From reading your article, it seems that the flaw of epiphenomenalism goes beyond what you have stated, Eliezer. The epiphenomenalist position is that, say, a zombie sensation ZS can cause a zombie belief, ZB, while ZS causes MS, the mental sensation, and ZB causes MB, the mental belief. There is supposed to be no relation between MS and MB. Surely then, this means that all beliefs, language and logic in the mental universe, or whatever it is, are both unjustified and unjustifiable. The connection normally assumed in justifying things is necessarily absent. Beliefs must not be caused by argument, or experience, experiment, or anything else. If mental beliefs even resemble true beliefs which exist in a world where beliefs are actually related to some sort of justification, it cannot be known.

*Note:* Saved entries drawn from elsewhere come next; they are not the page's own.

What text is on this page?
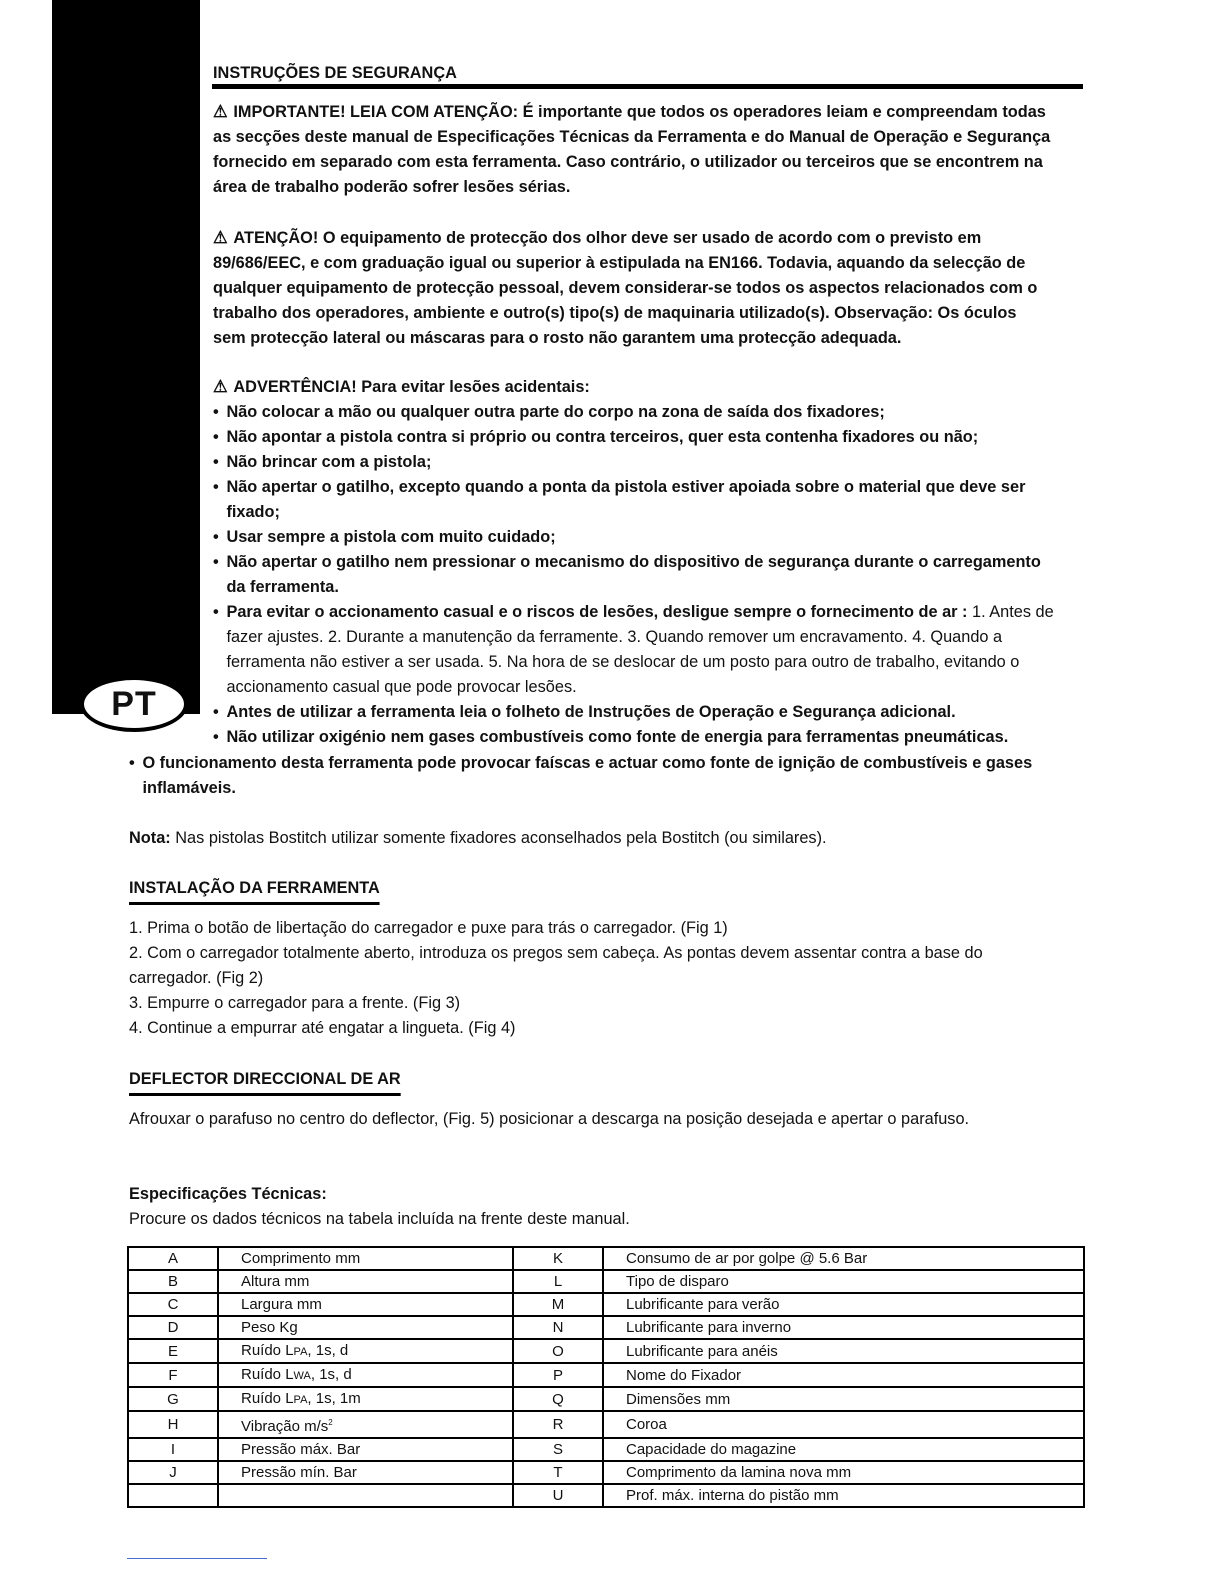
PT
INSTRUÇÕES DE SEGURANÇA
⚠ IMPORTANTE! LEIA COM ATENÇÃO: É importante que todos os operadores leiam e compreendam todas as secções deste manual de Especificações Técnicas da Ferramenta e do Manual de Operação e Segurança fornecido em separado com esta ferramenta. Caso contrário, o utilizador ou terceiros que se encontrem na área de trabalho poderão sofrer lesões sérias.
⚠ ATENÇÃO! O equipamento de protecção dos olhor deve ser usado de acordo com o previsto em 89/686/EEC, e com graduação igual ou superior à estipulada na EN166. Todavia, aquando da selecção de qualquer equipamento de protecção pessoal, devem considerar-se todos os aspectos relacionados com o trabalho dos operadores, ambiente e outro(s) tipo(s) de maquinaria utilizado(s). Observação: Os óculos sem protecção lateral ou máscaras para o rosto não garantem uma protecção adequada.
⚠ ADVERTÊNCIA! Para evitar lesões acidentais:
• Não colocar a mão ou qualquer outra parte do corpo na zona de saída dos fixadores;
• Não apontar a pistola contra si próprio ou contra terceiros, quer esta contenha fixadores ou não;
• Não brincar com a pistola;
• Não apertar o gatilho, excepto quando a ponta da pistola estiver apoiada sobre o material que deve ser fixado;
• Usar sempre a pistola com muito cuidado;
• Não apertar o gatilho nem pressionar o mecanismo do dispositivo de segurança durante o carregamento da ferramenta.
• Para evitar o accionamento casual e o riscos de lesões, desligue sempre o fornecimento de ar : 1. Antes de fazer ajustes. 2. Durante a manutenção da ferramente. 3. Quando remover um encravamento. 4. Quando a ferramenta não estiver a ser usada. 5. Na hora de se deslocar de um posto para outro de trabalho, evitando o accionamento casual que pode provocar lesões.
• Antes de utilizar a ferramenta leia o folheto de Instruções de Operação e Segurança adicional.
• Não utilizar oxigénio nem gases combustíveis como fonte de energia para ferramentas pneumáticas.
• O funcionamento desta ferramenta pode provocar faíscas e actuar como fonte de ignição de combustíveis e gases inflamáveis.
Nota: Nas pistolas Bostitch utilizar somente fixadores aconselhados pela Bostitch (ou similares).
INSTALAÇÃO DA FERRAMENTA
1. Prima o botão de libertação do carregador e puxe para trás o carregador. (Fig 1)
2. Com o carregador totalmente aberto, introduza os pregos sem cabeça. As pontas devem assentar contra a base do carregador. (Fig 2)
3. Empurre o carregador para a frente. (Fig 3)
4. Continue a empurrar até engatar a lingueta. (Fig 4)
DEFLECTOR DIRECCIONAL DE AR
Afrouxar o parafuso no centro do deflector, (Fig. 5) posicionar a descarga na posição desejada e apertar o parafuso.
Especificações Técnicas:
Procure os dados técnicos na tabela incluída na frente deste manual.
A	Comprimento mm	K	Consumo de ar por golpe @ 5.6 Bar
B	Altura mm	L	Tipo de disparo
C	Largura mm	M	Lubrificante para verão
D	Peso Kg	N	Lubrificante para inverno
E	Ruído LPA, 1s, d	O	Lubrificante para anéis
F	Ruído LWA, 1s, d	P	Nome do Fixador
G	Ruído LPA, 1s, 1m	Q	Dimensões mm
H	Vibração $m/s^2$	R	Coroa
I	Pressão máx. Bar	S	Capacidade do magazine
J	Pressão mín. Bar	T	Comprimento da lamina nova mm
		U	Prof. máx. interna do pistão mm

The epiphenomenalist position thus seems to resemble the skeptical hypothesis of the evil demon espoused by Descartes. All truth only seems to be true by virtue of the composition of experience. Particular phenomena are merely arranged as such to provide only the illusion of a coherent world, where in fact the illusion may be all there is. Just as Descartes' demon would decieve us such that we think we know 2+2=5, we, the epiphenomenal consciousnesses, could be decieved by the nature of our feeling into believing it. There can be no way to know whether 2+2 is or is not 5. There are only sensations arranged such that it seems that way.
Thus, an epiphenomenalist must admit that all meaning and truth apparent to us is probably meaningless and false -it cannot be known to be otherwise. So, by simply attempting to use language or logic to establish epiphenomenalism, there is contradiction. Epiphenomenalism must either be true, and so all we 'know' is probably nonsensical, or epiphenomenalism is false and the three paragraphs I just typed are a meaningful refutation.